Christian Merlin s'attaque dans cette vaste biographie collective à l'histoire de la plus fameuse phalange de la musique classique. Les Philharmoniker sont créés en 1842, à une époque où les musiciens de l'Opéra d'Etat de Vienne sont très mal payés. Pour compléter leur maigre salaire, ils décident de se constituer en une société privée afin de répartir entre eux les recettes des concerts qu'ils donneront en plus de ceux donnés à l'Opéra. A partir de 1869 puis 1870, ils jouent dans deux magnifiques salles, l'Opéra de Vienne où sont données les oeuvres lyriques, et le Musikverein où sont jouées les oeuvres symphoniques. Au fil des décennies, on voit l'orchestre s'étoffer dans chaque pupitre afin de pouvoir jouer des symphonies de plus en plus exigeantes en terme d'effectifs.

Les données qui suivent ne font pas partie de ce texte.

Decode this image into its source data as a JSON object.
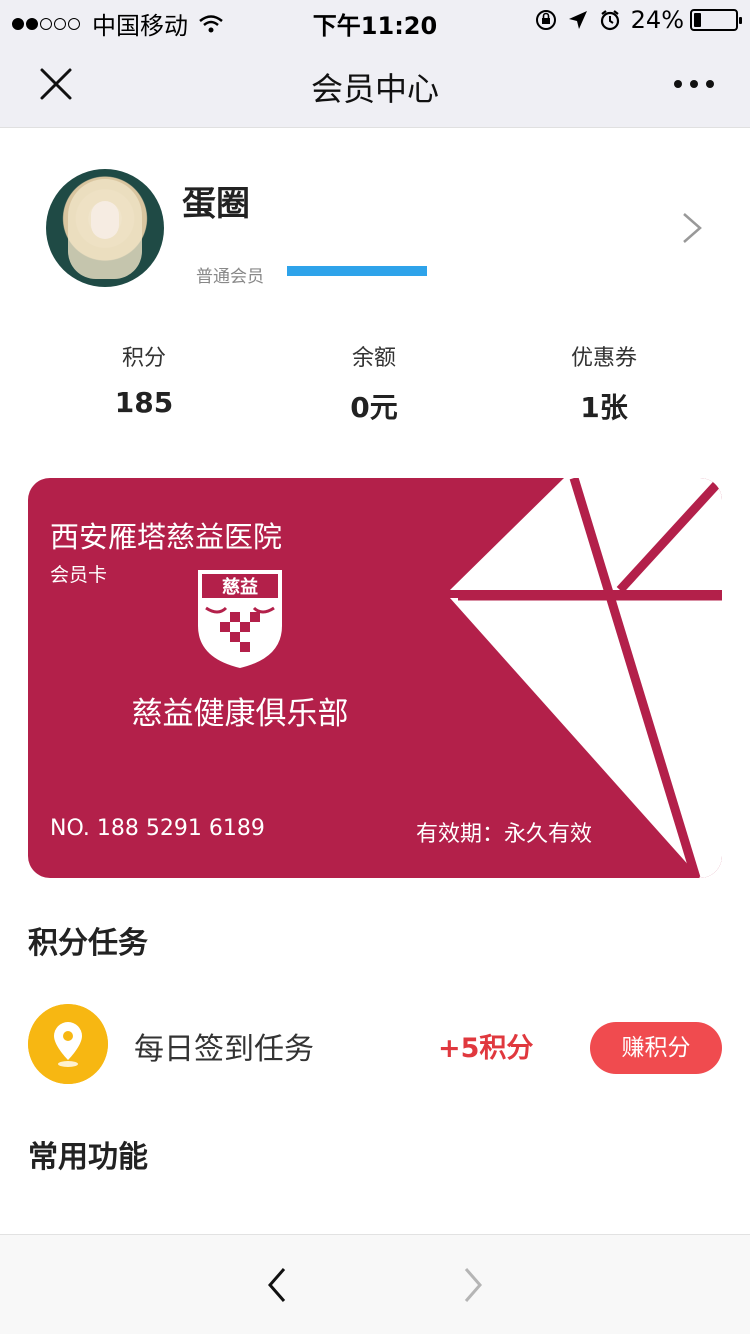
{
  "status_bar": {
    "carrier": "中国移动",
    "time": "下午11:20",
    "battery": "24%",
    "battery_level": 0.24,
    "signal_bars": 2,
    "icons": [
      "wifi-icon",
      "orientation-lock-icon",
      "location-icon",
      "alarm-icon",
      "battery-icon"
    ]
  },
  "nav": {
    "title": "会员中心",
    "left_icon": "close-icon",
    "right_icon": "more-icon"
  },
  "profile": {
    "name": "蛋圈",
    "member_level": "普通会员",
    "level_progress": 1.0,
    "level_color": "#2ea3ea",
    "arrow_icon": "chevron-right-icon"
  },
  "stats": [
    {
      "label": "积分",
      "value": "185"
    },
    {
      "label": "余额",
      "value": "0元"
    },
    {
      "label": "优惠券",
      "value": "1张"
    }
  ],
  "card": {
    "hospital": "西安雁塔慈益医院",
    "type": "会员卡",
    "logo_text": "慈益",
    "club": "慈益健康俱乐部",
    "number": "NO. 188 5291 6189",
    "validity": "有效期：永久有效",
    "color": "#b3204a"
  },
  "sections": {
    "points_tasks": "积分任务",
    "common_functions": "常用功能"
  },
  "task": {
    "name": "每日签到任务",
    "points": "+5积分",
    "button": "赚积分",
    "icon": "location-pin-icon",
    "icon_color": "#f7b712",
    "button_color": "#f04b4f"
  },
  "bottom_bar": {
    "back_icon": "chevron-left-icon",
    "forward_icon": "chevron-right-icon"
  }
}
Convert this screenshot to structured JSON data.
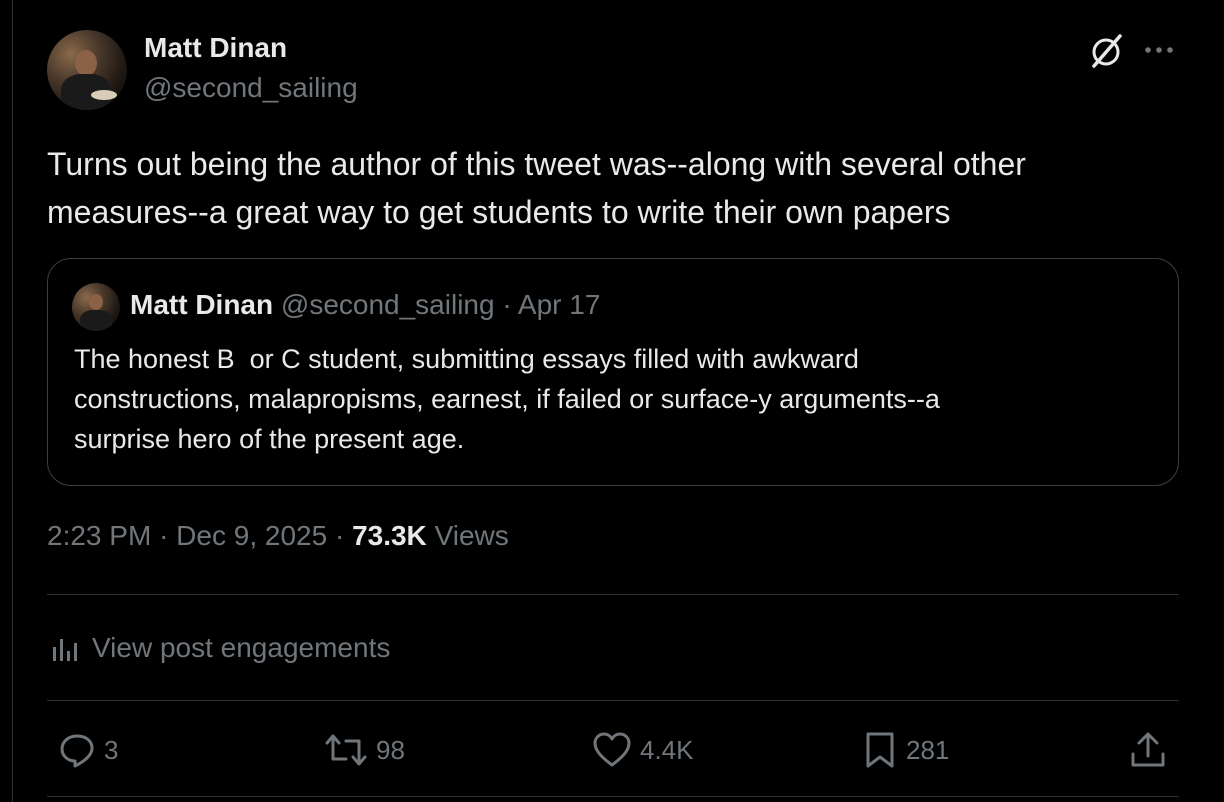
{
  "author": {
    "name": "Matt Dinan",
    "handle": "@second_sailing"
  },
  "tweet": {
    "text": "Turns out being the author of this tweet was--along with several other measures--a great way to get students to write their own papers"
  },
  "quoted": {
    "name": "Matt Dinan",
    "handle": "@second_sailing",
    "separator": "·",
    "date": "Apr 17",
    "text": "The honest B  or C student, submitting essays filled with awkward\nconstructions, malapropisms, earnest, if failed or surface-y arguments--a\nsurprise hero of the present age."
  },
  "meta": {
    "time": "2:23 PM",
    "separator": "·",
    "date": "Dec 9, 2025",
    "separator2": "·",
    "views_count": "73.3K",
    "views_label": "Views"
  },
  "engagements": {
    "label": "View post engagements"
  },
  "actions": {
    "replies": "3",
    "reposts": "98",
    "likes": "4.4K",
    "bookmarks": "281"
  },
  "icons": {
    "top_right": [
      "grok-icon",
      "more-icon"
    ],
    "actions": [
      "reply-icon",
      "repost-icon",
      "like-icon",
      "bookmark-icon",
      "share-icon"
    ],
    "engagements": "bar-chart-icon"
  },
  "colors": {
    "background": "#000000",
    "text_primary": "#e7e9ea",
    "text_secondary": "#71767b",
    "border": "#2f3336"
  }
}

Ce livre est à la fois une histoire musicale, sociale, politique. Les relations entre les membres du Philharmonique et leurs chefs ne sont pas, loin s'en faut, sereines. Les rivalités entre musiciens émaillent aussi l'histoire de ce groupe qui doit concilier des egos et des ambitions parfois contradictoires.
L'antisémitisme traverse tout le XXe siècle. Présent au début du siècle à l'époque du mandat du maire de Vienne Lueger, il va se déployer sans vergogne après l'Anschluss et conduire à l'éjection manu militari de 17 de ses membres. Ainsi, Arnold Rosé, "Konzermeister" de l'orchestre depuis 1881. Il sera contraint de s'exiler en Angleterre. Sa fille sera déportée.
Il refusera de rejoindre l'orchestre après la guerre, arguant que plus d'une cinquantaine de ses membres sont d'anciens nazis.
Il y a dans le livre de Merlin des passages un peu fastidieux où il égrène les noms de tous les membres des pupitres, au fur et à mesure de leur renouvellement. Ce sont les limites de la prosopographie, un exercice largement utilisé dans l'histoire romaine pour décrire les carrières des consuls, gouverneurs et membres de l'ordre équestre durant l'Empire.
Il n'en reste pas moins que ce livre est un certain portrait de l'Autriche, un pays qui a eu plus de mal que l'Allemagne à se défaire de son passé nazi, car l'Etat fut à la fois victime et bourreau, si j'ose dire.
Autre point qui révèle le caractère très conservateur de cet orchestre, il n'intégra de femme dans ses rangs qu'en 1997 ! Alors que d'autres orchestres européens accueillaient de nombreux musiciens étrangers, il donna longtemps la part belle à ses ressortissants.